Friday, October 05, 2012

Old Lefty

I work with a social worker about my age who comes from the old school.  A lot of those things we believed in the 70's have not fully dislodged, just been given an updated spin.  Thursday it was the idea that the military operates on the same principle as gangs, fostering camaraderie and group rules, substitute family... and he delights in making it be "gangs" every time he announces this, not accepting my hints that all groups, clans, tribes, and associations also work from the same basic principles.  Plus, he always goes on to mention that the military "targets the most vulnerable members of our society" for membership.  He doesn't say it meanly, just patiently explaining it to all of us who might not have grasped the deep truths he is explaining to us.

Today, when I mentioned that in 1990's Romania people were kept in hospital for long periods of time, mostly because not much real medical help could be given and families needed a break from care, so the hospital waited a polite amount of time before sending them home.  It also gave the patient some attention and a feeling of being treated well.  My colleague thought this was an excellent example of how our Western intrusion had not been entirely positive: Oh, I know it's been economically better but they've lost something that was valuable. His thinking was that families took care of each other more under the old regime, and we disrupted their adaptive patterns.

That this is exactly backward - that the hospitals were not adopting some modern Western idea but were perpetuating an older socialist one - did not occur to him.  That I wasn't speaking about elders in the least went unnoticed.  That in all societies, care for elder relatives declines as life expectancy increases - went missing.  That no Romanian would endorse his opinion as being anything other than insane he is unaware of.  Only his previous narrative remains - that there were good things in the old Soviet system that we blindly ignore now because of our simplistic, uninformed narrative.


Texan99 said...

I suppose to be completely fair I'd admit that the analogy is tighter when you have a very close-knit group that routines faces physical violence together and has significant obstacles to casual resignation from the unit. A clan that lived together and faced frequent dangerous raids from neighboring clans would be a better match to a military unit or a gang than would be, say, my loosely extended family or my local bar association. Hmmm. Cults? Sororities? Unions? Social worker professional associations?

Sam L. said...

Their beliefs are too valuable to them to accept any possibility that they could be wrong, even minutely.

Assistant Village Idiot said...

Blogger treats many anonymous comments as spam and doesn't display them. But I had a good one on this post that I want to make sure gets in: Actually, the really sad part is that a young, inner city black male is less likely to end up dead by violence if he joins the military than if he stays put as a civilian (excepting special forces and infantry during wartime). I spent 22 years in the Army Signal Corps, and almost all of the poor recruits viewed it as an escape from insanity to get into the military. The middle class kids who joined for college always thought they could bail out and go back to Mom's basement if it got hard-- the poor kids knew they didn't have any place to go if they were thrown out. They'd seen people get beaten to death, shot, stabbed, you name it; going back was not an option. Give them an honest chance to stand on their own, and they usually took to it like a fish to water.
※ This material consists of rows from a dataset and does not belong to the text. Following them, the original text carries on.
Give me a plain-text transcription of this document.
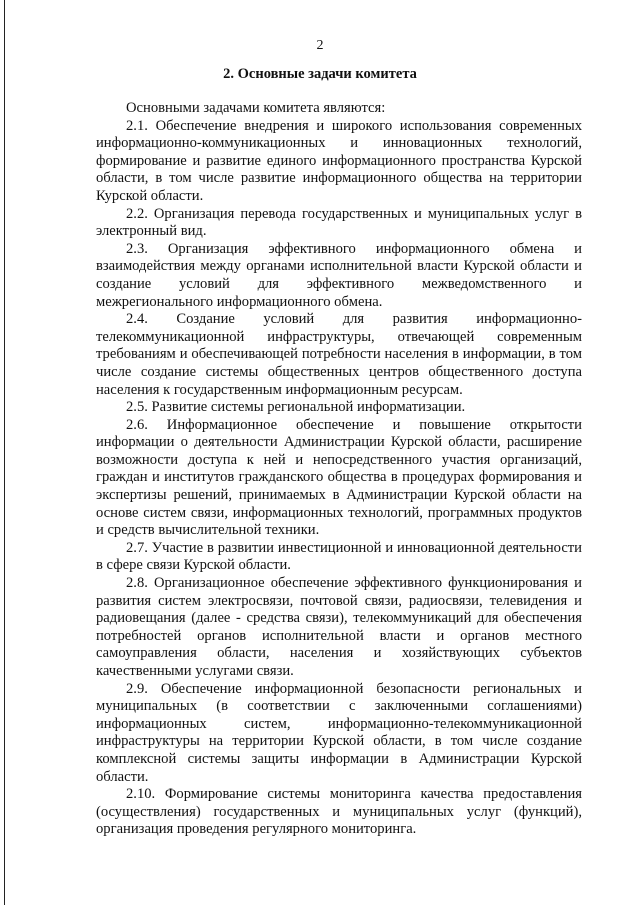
2
2. Основные задачи комитета

Основными задачами комитета являются:

2.1. Обеспечение внедрения и широкого использования современных информационно-коммуникационных и инновационных технологий, формирование и развитие единого информационного пространства Курской области, в том числе развитие информационного общества на территории Курской области.

2.2. Организация перевода государственных и муниципальных услуг в электронный вид.

2.3. Организация эффективного информационного обмена и взаимодействия между органами исполнительной власти Курской области и создание условий для эффективного межведомственного и межрегионального информационного обмена.

2.4. Создание условий для развития информационно-телекоммуникационной инфраструктуры, отвечающей современным требованиям и обеспечивающей потребности населения в информации, в том числе создание системы общественных центров общественного доступа населения к государственным информационным ресурсам.

2.5. Развитие системы региональной информатизации.

2.6. Информационное обеспечение и повышение открытости информации о деятельности Администрации Курской области, расширение возможности доступа к ней и непосредственного участия организаций, граждан и институтов гражданского общества в процедурах формирования и экспертизы решений, принимаемых в Администрации Курской области на основе систем связи, информационных технологий, программных продуктов и средств вычислительной техники.

2.7. Участие в развитии инвестиционной и инновационной деятельности в сфере связи Курской области.

2.8. Организационное обеспечение эффективного функционирования и развития систем электросвязи, почтовой связи, радиосвязи, телевидения и радиовещания (далее - средства связи), телекоммуникаций для обеспечения потребностей органов исполнительной власти и органов местного самоуправления области, населения и хозяйствующих субъектов качественными услугами связи.

2.9. Обеспечение информационной безопасности региональных и муниципальных (в соответствии с заключенными соглашениями) информационных систем, информационно-телекоммуникационной инфраструктуры на территории Курской области, в том числе создание комплексной системы защиты информации в Администрации Курской области.

2.10. Формирование системы мониторинга качества предоставления (осуществления) государственных и муниципальных услуг (функций), организация проведения регулярного мониторинга.
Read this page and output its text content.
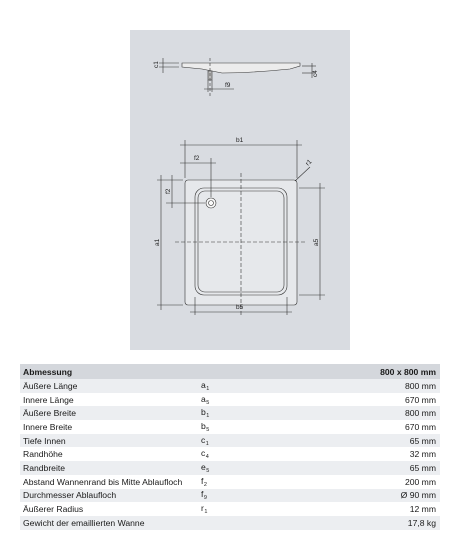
c1
c4
f9
b1
f2
f2
a1	a5
b5
r1
Abmessung		800 x 800 mm
Äußere Länge	$a_1$	800 mm
Innere Länge	$a_5$	670 mm
Äußere Breite	$b_1$	800 mm
Innere Breite	$b_5$	670 mm
Tiefe Innen	$c_1$	65 mm
Randhöhe	$c_4$	32 mm
Randbreite	$e_5$	65 mm
Abstand Wannenrand bis Mitte Ablaufloch	$f_2$	200 mm
Durchmesser Ablaufloch	$f_9$	Ø 90 mm
Äußerer Radius	$r_1$	12 mm
Gewicht der emaillierten Wanne		17,8 kg
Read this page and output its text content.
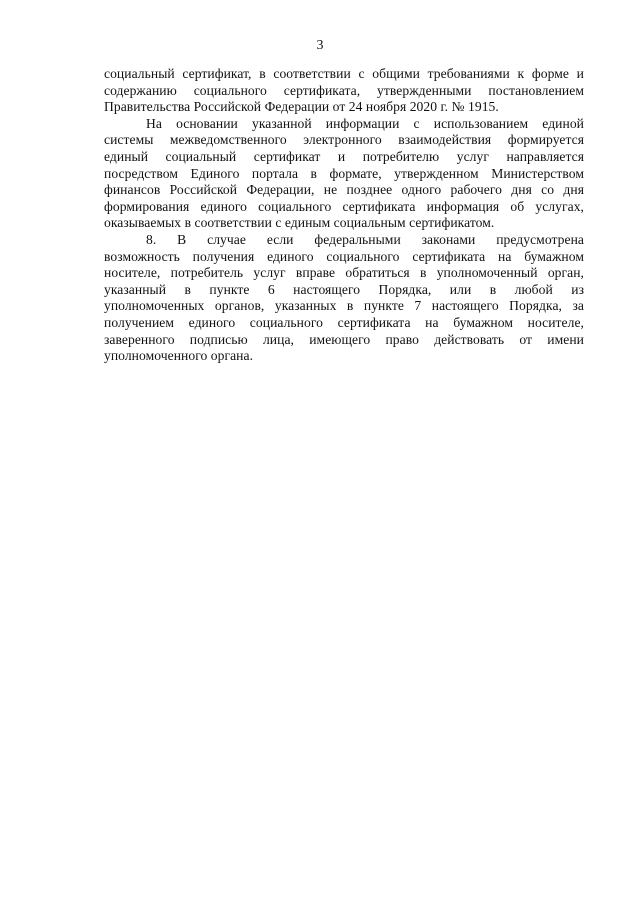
3
социальный сертификат, в соответствии с общими требованиями к форме и
содержанию социального сертификата, утвержденными постановлением
Правительства Российской Федерации от 24 ноября 2020 г. № 1915.
На основании указанной информации с использованием единой
системы межведомственного электронного взаимодействия формируется
единый социальный сертификат и потребителю услуг направляется
посредством Единого портала в формате, утвержденном Министерством
финансов Российской Федерации, не позднее одного рабочего дня со дня
формирования единого социального сертификата информация об услугах,
оказываемых в соответствии с единым социальным сертификатом.
8. В случае если федеральными законами предусмотрена
возможность получения единого социального сертификата на бумажном
носителе, потребитель услуг вправе обратиться в уполномоченный орган,
указанный в пункте 6 настоящего Порядка, или в любой из
уполномоченных органов, указанных в пункте 7 настоящего Порядка, за
получением единого социального сертификата на бумажном носителе,
заверенного подписью лица, имеющего право действовать от имени
уполномоченного органа.
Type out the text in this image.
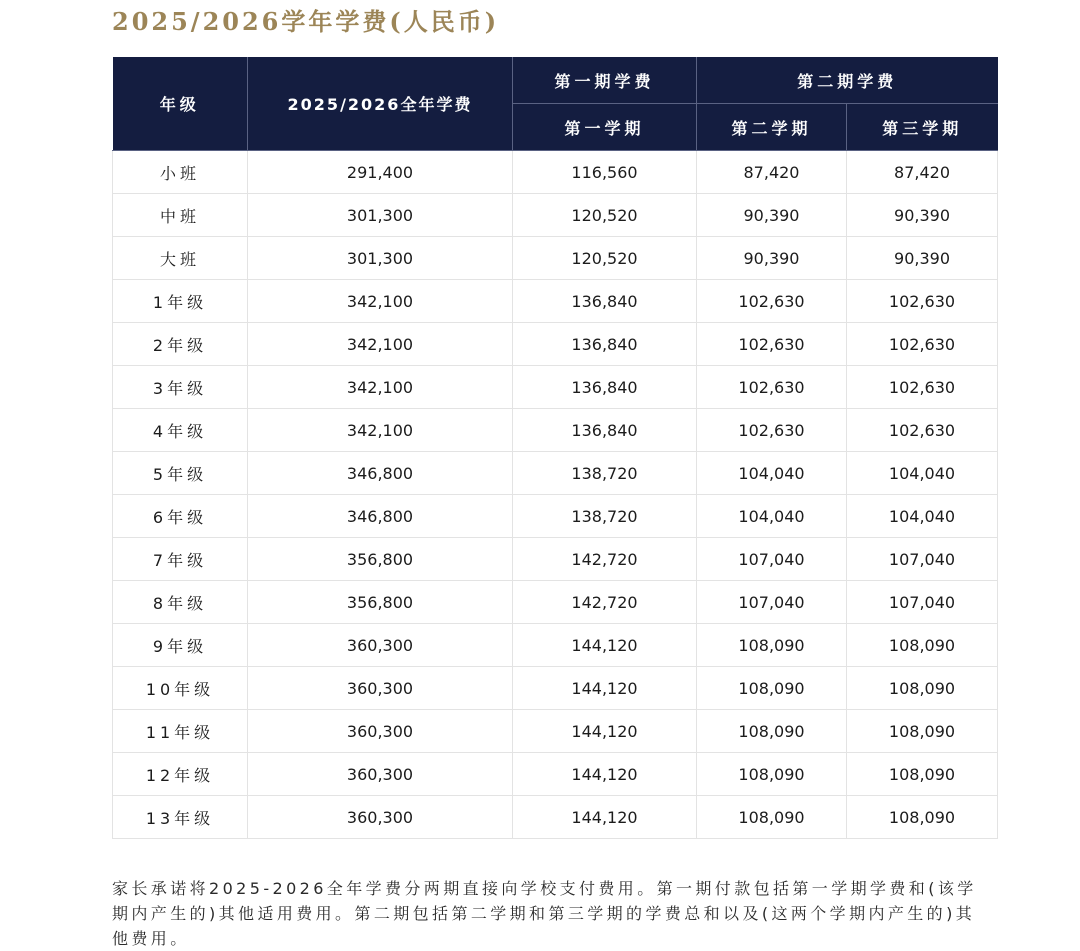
2025/2026学年学费(人民币)
年级	2025/2026全年学费	第一期学费	第二期学费	
		第一学期	第二学期	第三学期
小班	291,400	116,560	87,420	87,420
中班	301,300	120,520	90,390	90,390
大班	301,300	120,520	90,390	90,390
1年级	342,100	136,840	102,630	102,630
2年级	342,100	136,840	102,630	102,630
3年级	342,100	136,840	102,630	102,630
4年级	342,100	136,840	102,630	102,630
5年级	346,800	138,720	104,040	104,040
6年级	346,800	138,720	104,040	104,040
7年级	356,800	142,720	107,040	107,040
8年级	356,800	142,720	107,040	107,040
9年级	360,300	144,120	108,090	108,090
10年级	360,300	144,120	108,090	108,090
11年级	360,300	144,120	108,090	108,090
12年级	360,300	144,120	108,090	108,090
13年级	360,300	144,120	108,090	108,090
家长承诺将2025-2026全年学费分两期直接向学校支付费用。第一期付款包括第一学期学费和(该学期内产生的)其他适用费用。第二期包括第二学期和第三学期的学费总和以及(这两个学期内产生的)其他费用。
Thanks, anonymouse. We know these things or knew them once, but it pays to be reminded.

Sam L. said...

Seems like some folks hate the military just because that can happen.

Gringo said...

Plus, he always goes on to mention that the military "targets the most vulnerable members of our society" for membership.

He is apparently not aware of The Demographics of Enlisted Troops and Officers.And I quote:

U.S. military service disproportionately attracts enlisted personnel and officers who do not come from disadvantaged backgrounds. Previous Heritage Foundation research demonstrated that the quality of enlisted troops has increased since the start of the Iraq war. This report demonstrates that the same is true of the officer corps.
Members of the all-volunteer military are significantly more likely to come from high-income neighborhoods than from low-income neighborhoods. Only 11 percent of enlisted recruits in 2007 came from the poorest one-fifth (quintile) of neighborhoods, while 25 percent came from the wealthiest quintile. These trends are even more pronounced in the Army Reserve Officer Training Corps (ROTC) program, in which 40 percent of enrollees come from the wealthiest neighborhoods-a number that has increased substantially over the past four years.
American soldiers are more educated than their peers. A little more than 1 percent of enlisted personnel lack a high school degree, compared to 21 percent of men 18-24 years old, and 95 percent of officer accessions have at least a bachelor's degree.
Contrary to conventional wisdom, minorities are not overrepresented in military service. Enlisted troops are somewhat more likely to be white or black than their non-military peers. Whites are proportionately represented in the officer corps, and blacks are overrepresented, but their rate of overrepresentation has declined each year from 2004 to 2007. New recruits are also disproportionately likely to come from the South, which is in line with the history of Southern military tradition.

But like many libs, your friend probably does not let the facts get in the way of a good argument.